Mike Curtis, administrator for the Livingston Parish School Board's sales tax division, said his office handles sales tax collections for 17 entities in the parish, from small towns to the parish government. He said his office has a close relationship with those governments and area businesses, many of them often have his personal number.
"They can find me, or if they can't find me, they can call my mother because I'm accountable," he said.
Curtis pointed out that the state already handles vehicle sales taxes and has a roughly 10 percent error rate in his parish, but leaves it to his jurisdiction to figure out, even though the state takes a cut off the top for its administrative costs.

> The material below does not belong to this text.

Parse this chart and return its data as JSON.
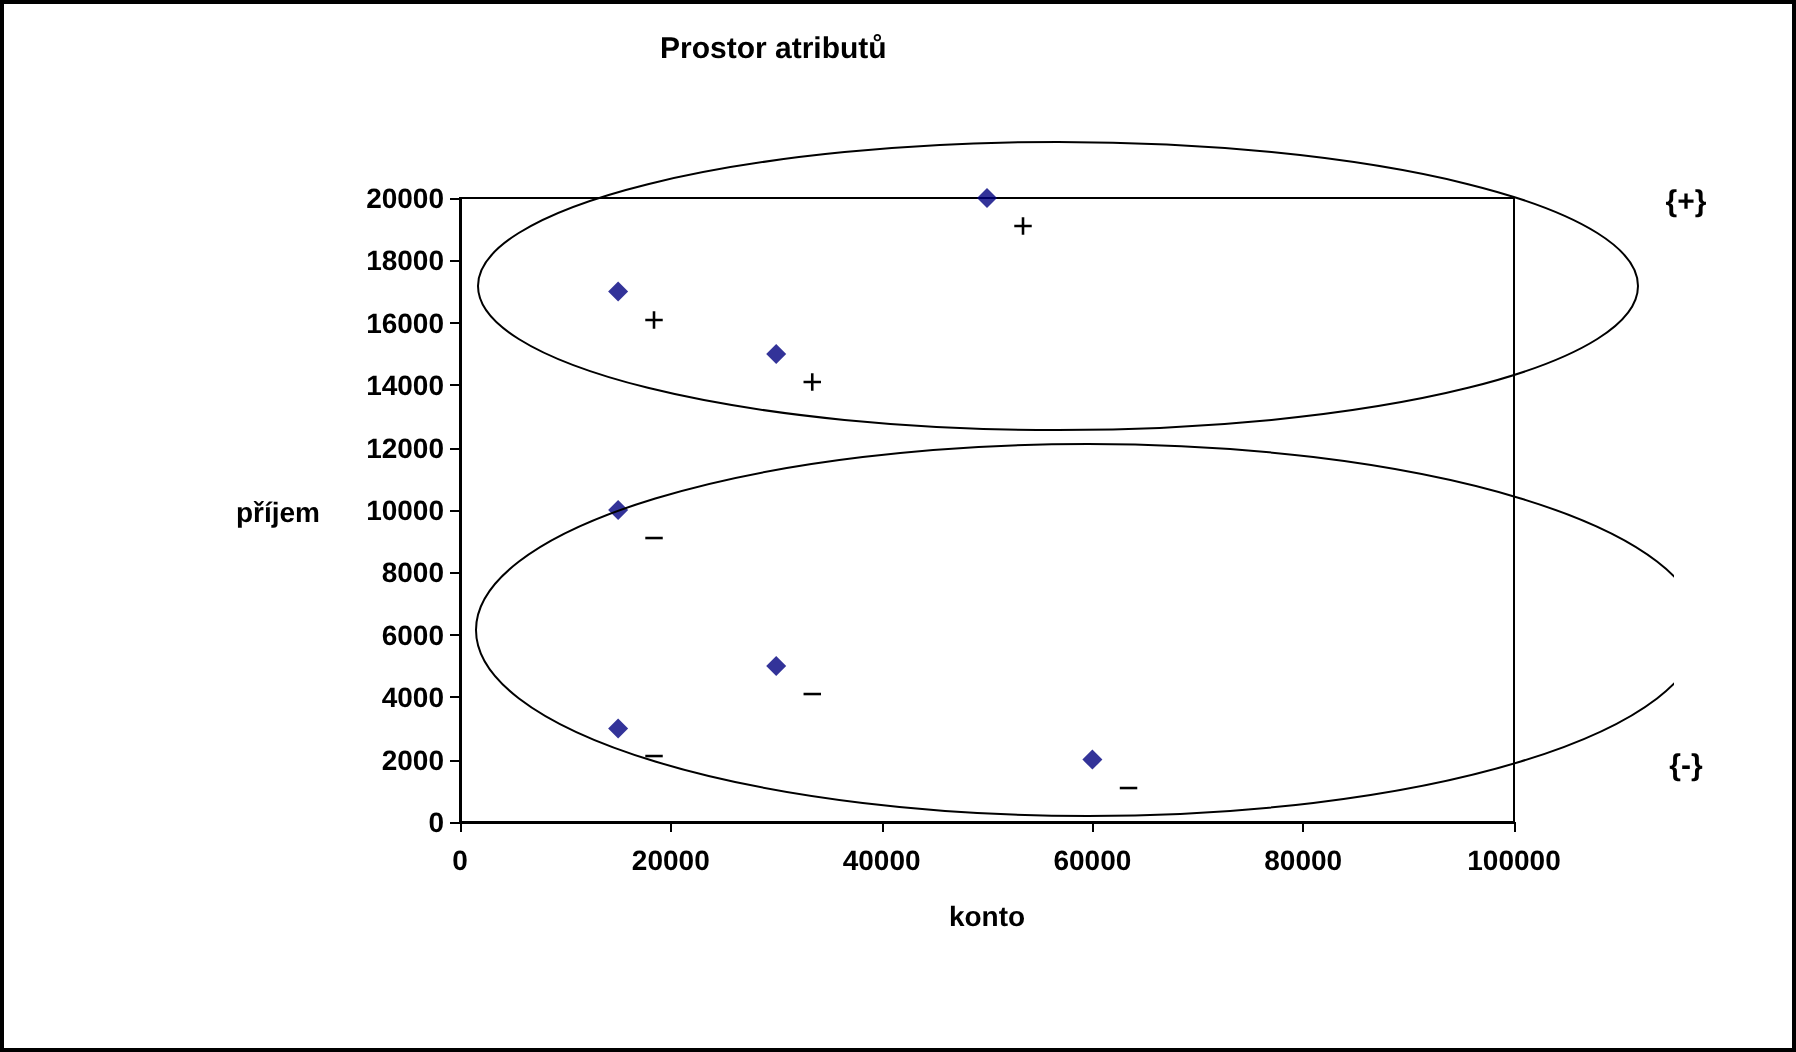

Dannie Garrett III, who represents the Louisiana School Boards Association, said Magee's rationale for the bill is a common misreading, in his view, of the key Supreme Court ruling last year, known as South Dakota v. Wayfair Inc.
The ruling struck down old precedent that required a physical presence for businesses to be required to collect and submit sales taxes to locales where their products are sold. Instead the court found South Dakota's rules sufficed to make the legal connection. Those rules said that businesses with $100,000 in sales or at least 200 transactions in a year can be required to collect sales taxes.
Magee argued that the court also took note of South Dakota's centralized sales tax collection system and said it wasn't "unduly burdensome," another key legal factor. Magee says if Louisiana doesn't centralize its system, the state could miss out on internet sales tax collections.
But Garrett said those latter comments in the ruling weren't part of the court's actual rationale for its decision and were never ruled on later when the case was sent back to the lower court. And, critics of Magee's bill added, the state has already created a special central entity to handle internet sales tax collections: the panel that has been working on the online sales tax software collection system.
Jim Patterson, LABI's taxation and finance director, said his group and independent tax groups have a different reading of the ruling than Garrett's that is more in line with what Magee is saying.
In any case, Patterson said, businesses complained about the state's sales collection system well before internet sales became an issue.
"Why on Earth does Louisiana need to do it differently when every other state has a single point of collection," Patterson said businesses have asked. "Why do we have to be different?"